After establishing a global IT support function in February this year, the miner is using technology to identify opportunities at several of its major assets.
While investments in technology were "harder to explicitly quantify" than some of BHP's other initiatives, Mackenzie said technology had the potential to add significant value to the business.
".. investments in technology can improve our safety, further lower our cost base and increase volumes leading to long-term value creation," Mackenzie said.
The technology team is currently working in conjunction with BHP's assets team on "prioritised initiatives focused on high-value opportunities" such as unmanned aerial vehicles at its Queensland coal mines.
BHP deployed a group of UAVs last year at the Queensland Goonyella coal mine to improve worker safety and performance and monitor the mine's operations.
The UAVs weigh 2.5kg, can fly up to 80km/h, and boast a flight time of 40 minutes, meaning they can cover 80ha of the mine site in one flight, the miner told the Weekend Australian in March.

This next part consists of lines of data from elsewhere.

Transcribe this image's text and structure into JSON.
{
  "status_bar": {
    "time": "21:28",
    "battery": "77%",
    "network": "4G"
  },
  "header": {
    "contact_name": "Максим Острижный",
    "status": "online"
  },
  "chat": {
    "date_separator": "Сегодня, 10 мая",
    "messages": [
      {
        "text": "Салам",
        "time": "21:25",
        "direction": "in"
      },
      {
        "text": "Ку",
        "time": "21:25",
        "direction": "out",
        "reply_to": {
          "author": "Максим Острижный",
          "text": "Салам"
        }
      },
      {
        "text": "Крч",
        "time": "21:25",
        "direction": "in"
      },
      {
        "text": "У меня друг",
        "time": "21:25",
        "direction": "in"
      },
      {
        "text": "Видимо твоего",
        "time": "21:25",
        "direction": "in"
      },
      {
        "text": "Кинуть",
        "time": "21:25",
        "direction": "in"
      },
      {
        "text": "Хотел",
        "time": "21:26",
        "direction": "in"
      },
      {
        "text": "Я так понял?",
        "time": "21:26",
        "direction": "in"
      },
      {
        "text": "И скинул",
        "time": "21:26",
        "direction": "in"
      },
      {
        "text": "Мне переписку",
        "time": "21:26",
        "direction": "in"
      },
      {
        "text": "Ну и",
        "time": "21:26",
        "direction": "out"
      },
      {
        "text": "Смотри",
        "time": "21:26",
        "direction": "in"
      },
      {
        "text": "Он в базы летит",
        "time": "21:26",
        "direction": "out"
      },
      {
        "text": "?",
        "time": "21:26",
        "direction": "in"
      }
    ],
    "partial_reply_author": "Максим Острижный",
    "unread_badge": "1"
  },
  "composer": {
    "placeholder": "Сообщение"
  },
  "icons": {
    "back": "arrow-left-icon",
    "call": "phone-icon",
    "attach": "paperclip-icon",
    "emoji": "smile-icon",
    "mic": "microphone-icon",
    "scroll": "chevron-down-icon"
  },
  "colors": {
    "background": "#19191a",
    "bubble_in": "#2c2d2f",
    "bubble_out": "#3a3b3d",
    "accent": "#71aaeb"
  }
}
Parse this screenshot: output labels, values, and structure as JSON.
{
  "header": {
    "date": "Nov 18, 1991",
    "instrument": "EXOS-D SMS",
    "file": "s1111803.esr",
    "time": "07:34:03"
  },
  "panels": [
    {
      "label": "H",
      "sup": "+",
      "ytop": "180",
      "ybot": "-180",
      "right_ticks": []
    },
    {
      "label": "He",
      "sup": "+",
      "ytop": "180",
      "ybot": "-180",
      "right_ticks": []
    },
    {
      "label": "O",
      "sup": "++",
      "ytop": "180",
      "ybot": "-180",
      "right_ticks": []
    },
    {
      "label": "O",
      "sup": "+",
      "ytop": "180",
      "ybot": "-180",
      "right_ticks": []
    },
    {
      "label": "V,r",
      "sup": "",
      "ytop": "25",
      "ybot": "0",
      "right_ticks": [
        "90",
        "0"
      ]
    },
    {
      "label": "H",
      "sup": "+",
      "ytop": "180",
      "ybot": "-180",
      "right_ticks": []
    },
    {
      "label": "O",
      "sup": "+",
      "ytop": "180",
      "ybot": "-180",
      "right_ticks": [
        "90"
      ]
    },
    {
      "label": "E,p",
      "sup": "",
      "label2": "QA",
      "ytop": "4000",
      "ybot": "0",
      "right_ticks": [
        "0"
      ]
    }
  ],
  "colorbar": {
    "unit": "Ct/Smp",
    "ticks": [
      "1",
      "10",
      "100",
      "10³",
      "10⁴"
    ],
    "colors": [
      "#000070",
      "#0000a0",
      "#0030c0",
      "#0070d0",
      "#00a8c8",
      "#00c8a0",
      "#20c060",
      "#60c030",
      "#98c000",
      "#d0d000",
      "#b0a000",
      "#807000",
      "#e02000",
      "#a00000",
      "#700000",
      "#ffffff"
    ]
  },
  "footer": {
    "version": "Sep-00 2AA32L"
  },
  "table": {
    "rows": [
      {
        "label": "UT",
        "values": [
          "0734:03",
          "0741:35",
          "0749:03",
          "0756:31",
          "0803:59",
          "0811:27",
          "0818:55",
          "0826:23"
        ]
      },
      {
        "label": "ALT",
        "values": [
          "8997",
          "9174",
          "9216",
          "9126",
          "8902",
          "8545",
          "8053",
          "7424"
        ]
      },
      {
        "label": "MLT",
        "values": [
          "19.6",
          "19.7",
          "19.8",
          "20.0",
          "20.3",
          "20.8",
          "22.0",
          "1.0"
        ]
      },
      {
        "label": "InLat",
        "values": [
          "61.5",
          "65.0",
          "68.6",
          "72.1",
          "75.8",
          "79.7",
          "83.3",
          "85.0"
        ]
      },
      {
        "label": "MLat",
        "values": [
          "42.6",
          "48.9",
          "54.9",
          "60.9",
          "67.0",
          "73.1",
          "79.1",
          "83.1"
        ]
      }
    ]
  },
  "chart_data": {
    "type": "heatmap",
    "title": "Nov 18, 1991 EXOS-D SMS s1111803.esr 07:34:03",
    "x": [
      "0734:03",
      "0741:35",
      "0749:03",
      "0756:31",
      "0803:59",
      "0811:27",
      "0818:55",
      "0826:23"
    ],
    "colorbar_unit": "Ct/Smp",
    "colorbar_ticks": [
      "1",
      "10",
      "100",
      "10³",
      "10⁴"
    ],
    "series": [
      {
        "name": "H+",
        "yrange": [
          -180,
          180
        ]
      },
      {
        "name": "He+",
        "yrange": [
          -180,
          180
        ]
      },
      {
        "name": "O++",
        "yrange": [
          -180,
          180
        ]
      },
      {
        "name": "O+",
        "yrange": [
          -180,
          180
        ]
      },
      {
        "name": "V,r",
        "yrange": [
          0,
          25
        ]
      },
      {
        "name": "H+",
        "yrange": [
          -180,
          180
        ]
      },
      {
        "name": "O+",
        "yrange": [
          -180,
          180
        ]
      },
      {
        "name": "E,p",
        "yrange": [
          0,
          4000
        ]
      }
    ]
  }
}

BHP said it expects to additionally introduce an integrated remote operations centre - similar to what it has had in Perth for iron ore since 2013 - by FY18 at the Queensland coal mine.
The miner is also deploying around 30 autonomous blasthole drills (used in surface mining operations) at its Western Australia iron ore operations.
BHP's technology initiatives are supported by a newly globalised technology support function headed by Diane Jurgens following an organisational restructure in February.
A US$5.7 billion (A$7.8 billion) loss in the first half of its financial year prompted the miner to implement structural changes in a bid to become more agile.
A regionally-focused approach supported by globalised support functions - like technology - was introduced, with Jurgens promoted to global chief technology officer reporting directly to Mackenzie.
The rejigged technology function combines the IT division with the technology unit that previously sat with geosciences and engineering, and which was responsible for the group's technology strategy and areas like automated trucks.